Tianyi Lu (born 1989/1990) is a Chinese-born New Zealand conductor based in Europe.

== Early life and education ==
Born in Shanghai, China, Lu emigrated to Auckland, New Zealand with her parents when she was five. She studied the piano and flute and sang in various choirs throughout her youth. During her principal studies in flute and composition at the University of Auckland, she also began studying conducting with Karen Grylls and Uwe Grodd, as well as with Eckehard Stier, the then music director of the Auckland Philharmonia Orchestra. She graduated from the University of Auckland with First Class Honours and was granted various awards and scholarships to study a Master of Music in Conducting with John Hopkins at the University of Melbourne, Australia.

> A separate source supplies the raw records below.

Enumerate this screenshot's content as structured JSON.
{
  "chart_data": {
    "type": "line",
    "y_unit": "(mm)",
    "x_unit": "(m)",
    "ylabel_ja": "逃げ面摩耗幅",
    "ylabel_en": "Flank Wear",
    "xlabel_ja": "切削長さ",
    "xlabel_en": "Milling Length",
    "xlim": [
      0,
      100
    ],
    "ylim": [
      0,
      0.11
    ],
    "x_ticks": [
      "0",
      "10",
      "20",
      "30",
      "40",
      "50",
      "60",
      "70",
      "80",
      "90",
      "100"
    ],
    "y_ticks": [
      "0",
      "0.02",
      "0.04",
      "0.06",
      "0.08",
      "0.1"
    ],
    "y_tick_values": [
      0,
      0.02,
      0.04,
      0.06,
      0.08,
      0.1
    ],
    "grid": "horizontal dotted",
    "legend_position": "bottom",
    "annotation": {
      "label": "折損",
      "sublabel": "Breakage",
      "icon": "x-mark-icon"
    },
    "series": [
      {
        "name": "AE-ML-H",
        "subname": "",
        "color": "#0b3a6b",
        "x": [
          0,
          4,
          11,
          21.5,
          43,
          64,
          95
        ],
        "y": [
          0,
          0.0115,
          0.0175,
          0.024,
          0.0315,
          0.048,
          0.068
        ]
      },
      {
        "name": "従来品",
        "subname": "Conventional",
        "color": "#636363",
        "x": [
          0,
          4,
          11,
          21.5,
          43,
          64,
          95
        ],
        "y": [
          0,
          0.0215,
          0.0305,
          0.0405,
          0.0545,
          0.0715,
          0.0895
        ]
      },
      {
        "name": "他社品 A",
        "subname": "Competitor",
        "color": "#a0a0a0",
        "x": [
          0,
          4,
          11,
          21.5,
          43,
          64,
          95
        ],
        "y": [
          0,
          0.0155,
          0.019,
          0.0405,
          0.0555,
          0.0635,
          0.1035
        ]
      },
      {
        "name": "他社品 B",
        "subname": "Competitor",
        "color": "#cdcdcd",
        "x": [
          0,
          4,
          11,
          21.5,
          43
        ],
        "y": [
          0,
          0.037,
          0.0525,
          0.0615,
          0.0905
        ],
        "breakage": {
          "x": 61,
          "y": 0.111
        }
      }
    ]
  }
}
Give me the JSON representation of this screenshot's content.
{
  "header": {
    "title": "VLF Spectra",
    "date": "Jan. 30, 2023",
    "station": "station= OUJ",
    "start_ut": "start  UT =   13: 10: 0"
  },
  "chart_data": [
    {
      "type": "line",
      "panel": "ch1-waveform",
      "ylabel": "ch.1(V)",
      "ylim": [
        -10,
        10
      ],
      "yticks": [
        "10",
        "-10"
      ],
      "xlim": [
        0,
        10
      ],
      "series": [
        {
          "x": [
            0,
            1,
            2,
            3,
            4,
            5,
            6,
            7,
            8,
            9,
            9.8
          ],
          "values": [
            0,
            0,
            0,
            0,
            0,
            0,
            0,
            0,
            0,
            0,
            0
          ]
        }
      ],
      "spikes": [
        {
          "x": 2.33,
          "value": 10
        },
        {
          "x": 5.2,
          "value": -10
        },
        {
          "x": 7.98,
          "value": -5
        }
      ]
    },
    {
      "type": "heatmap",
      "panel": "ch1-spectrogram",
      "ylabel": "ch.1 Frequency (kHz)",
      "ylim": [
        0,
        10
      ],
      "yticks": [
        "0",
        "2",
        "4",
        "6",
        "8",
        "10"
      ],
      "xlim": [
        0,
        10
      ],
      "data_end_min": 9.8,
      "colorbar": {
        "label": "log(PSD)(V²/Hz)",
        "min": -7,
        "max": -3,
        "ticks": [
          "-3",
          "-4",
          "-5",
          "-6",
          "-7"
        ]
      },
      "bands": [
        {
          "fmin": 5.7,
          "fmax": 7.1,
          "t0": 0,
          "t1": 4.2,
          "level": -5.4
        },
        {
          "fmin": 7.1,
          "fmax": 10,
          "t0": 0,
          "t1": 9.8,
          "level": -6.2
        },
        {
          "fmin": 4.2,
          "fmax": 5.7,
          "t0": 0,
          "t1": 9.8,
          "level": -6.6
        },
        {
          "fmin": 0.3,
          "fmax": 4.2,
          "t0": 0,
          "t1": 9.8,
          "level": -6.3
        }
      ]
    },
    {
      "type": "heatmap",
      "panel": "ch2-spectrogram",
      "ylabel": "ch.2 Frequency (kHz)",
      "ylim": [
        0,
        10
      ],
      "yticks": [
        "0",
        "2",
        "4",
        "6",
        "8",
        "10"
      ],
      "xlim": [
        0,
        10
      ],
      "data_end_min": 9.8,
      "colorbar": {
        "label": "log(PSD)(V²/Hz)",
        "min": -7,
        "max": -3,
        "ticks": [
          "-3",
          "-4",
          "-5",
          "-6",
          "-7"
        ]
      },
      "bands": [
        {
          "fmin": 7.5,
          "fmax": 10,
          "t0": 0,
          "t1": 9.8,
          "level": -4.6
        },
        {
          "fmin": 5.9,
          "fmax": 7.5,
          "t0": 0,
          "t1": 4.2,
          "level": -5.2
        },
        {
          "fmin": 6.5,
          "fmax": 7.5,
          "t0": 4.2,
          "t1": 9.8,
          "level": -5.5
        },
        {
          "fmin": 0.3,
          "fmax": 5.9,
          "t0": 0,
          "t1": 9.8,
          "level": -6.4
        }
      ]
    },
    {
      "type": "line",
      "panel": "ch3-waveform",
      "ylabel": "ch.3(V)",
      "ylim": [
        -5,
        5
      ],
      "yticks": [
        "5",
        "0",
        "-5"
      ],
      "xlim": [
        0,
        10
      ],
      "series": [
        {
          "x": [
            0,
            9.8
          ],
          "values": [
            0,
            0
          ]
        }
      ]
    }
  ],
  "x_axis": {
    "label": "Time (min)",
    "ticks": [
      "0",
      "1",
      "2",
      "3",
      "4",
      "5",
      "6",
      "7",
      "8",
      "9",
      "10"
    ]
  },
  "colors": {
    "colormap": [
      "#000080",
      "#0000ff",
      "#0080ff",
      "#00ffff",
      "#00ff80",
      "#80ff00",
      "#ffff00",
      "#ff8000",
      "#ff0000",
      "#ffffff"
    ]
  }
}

In 2012 and 2013, Lu was an active participant in the Symphony Services International Conducting Training Programme, which saw her take masterclasses with the Auckland Philharmonia Orchestra and Tasmanian Symphony Orchestra with teachers such as Christopher Seaman and Marko Letonja.

In 2015, Lu completed a Master of Music in Orchestral Conducting with Distinction with David Jones at the Royal Welsh College of Music and Drama. She also attended several masterclasses in Europe.

== Career ==

=== Positions ===
Tianyi Lu became the Principal Conductor of the St Woolos Sinfonia in Wales in 2014.

Lu was also a Dudamel Fellow with the Los Angeles Philharmonic for the 2017/2018 season.

Throughout 2017 to 2019, Lu was the Assistant Conductor for the Melbourne Symphony Orchestra.

In 2019, Lu became the first Female Conductor in Residence for the Welsh National Opera.

In 2021, Lu was also announced as the Conductor in Residence with the Stavanger Symphony Orchestra.

Lu was appointed as a board member of the Royal Welsh College of Music and Drama in 2023.

=== Guest conducting ===
Orchestras Tianyi Lu has guest-conducted include the Hallé Orchestra, Romanian Radio National Orchestra, the Madrid Symphony, Gulbenkian Orchestra and Royal Scottish National Orchestra as well as the Turku Philharmonic, and Lapland Chamber Orchestra.

Lu has also guest-conducted the Seattle Symphony, Pacific Symphony, Singapore Symphony and Sydney Symphony Orchestras, as well as the Auckland Philharmonia, Dunedin and Christchurch Symphony Orchestras.

In August 2024, Lu made her BBC Proms debut conducting the BBC Symphony Orchestra. The programme included the UK Premiere of Francisco Coll’s Cello Concerto, played by Sol Gabetta.

=== Awards ===
In 2020, Lu won first prize at both the International Conducting Competition "Guido Cantelli" in Italy, and the Sir Georg Solti International Conductors' Competition in Germany.

== Other ==
Tianyi Lu featured in the fifth episode of the documentary series Wonder Women by Christina Rose and MirrorWater Entertainment. The episode, titled A Woman's New World, was filmed in early 2020 and released at the end of 2021. This highlighted her ethos of empowerment, using music to create compassionate connections across diverse communities.